3. The In-Memory Only Buffer Manager
Having a general understanding of the existing buffer manager’s strucutre, we hypothesize that we could potentially improve its IO performance by eliminating the need to flush any buffer data to disk. This means that the in-memory only version of buffer manager itself is the storage media. For this reason, its strucutre can be simplified as:
where the buffer descriptor points to a dedicated memory storage that contains the actual page and tuple. This memory space can be allocated to a certain size at initlaization and there will not be a need to flush a page to disk. All data page and tuple will reside in this memory space. In the case where there is a huge reading and writing load, the ring buffer will not be allocated as the logic to find a victim page to evict and flush to disk will be removed since everything will reside in a dedicated memory space. For this reason, if the memory space is not sufficiently allocated, the user will get “no unpin buffer” is available, which basically means “your disk is full” and you need to do delete and vacuum.

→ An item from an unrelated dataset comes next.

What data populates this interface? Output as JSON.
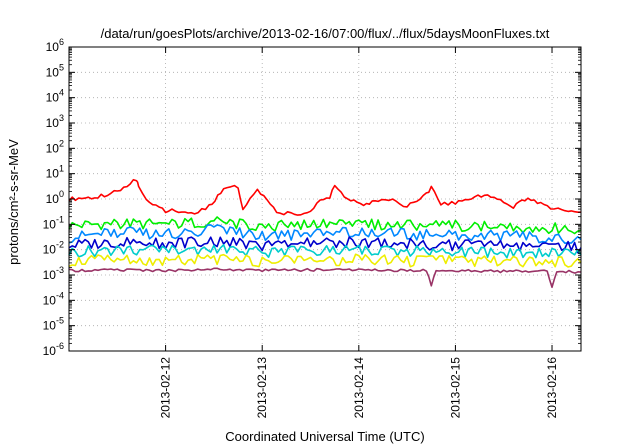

Using this approach, when the server shuts down or restarts, the data in this memory space is of course lost. So, data persistence to disk would be a topic of interest next, but right now, we already see some useful business case with this in-memory based table where data processing speed is more important than data persistence
4. Initial Results
Using the same tuple structure and logic as the current heap plus the memory based buffer manager with 1GB of memory allocated, we observe some interesting increase in performance comparing to PostgreSQL with default settings. For 20 million row, we observe about 50% increase for insert, 70% increase for update, 60% increase for delete and 30% increase in vacuum. This result is not too bad considering we are still at the early stages and I am sure there are many other ways to make it even faster
5. Next Step
Having some solid results from the initial test, it would make sense for us to also be looking into having the index tuples as in-memory storage only. In addition, free space map and visibility map files that are stored in the PG cluster directory could potentially also be made as in-memory to possibly further increase the DML performance.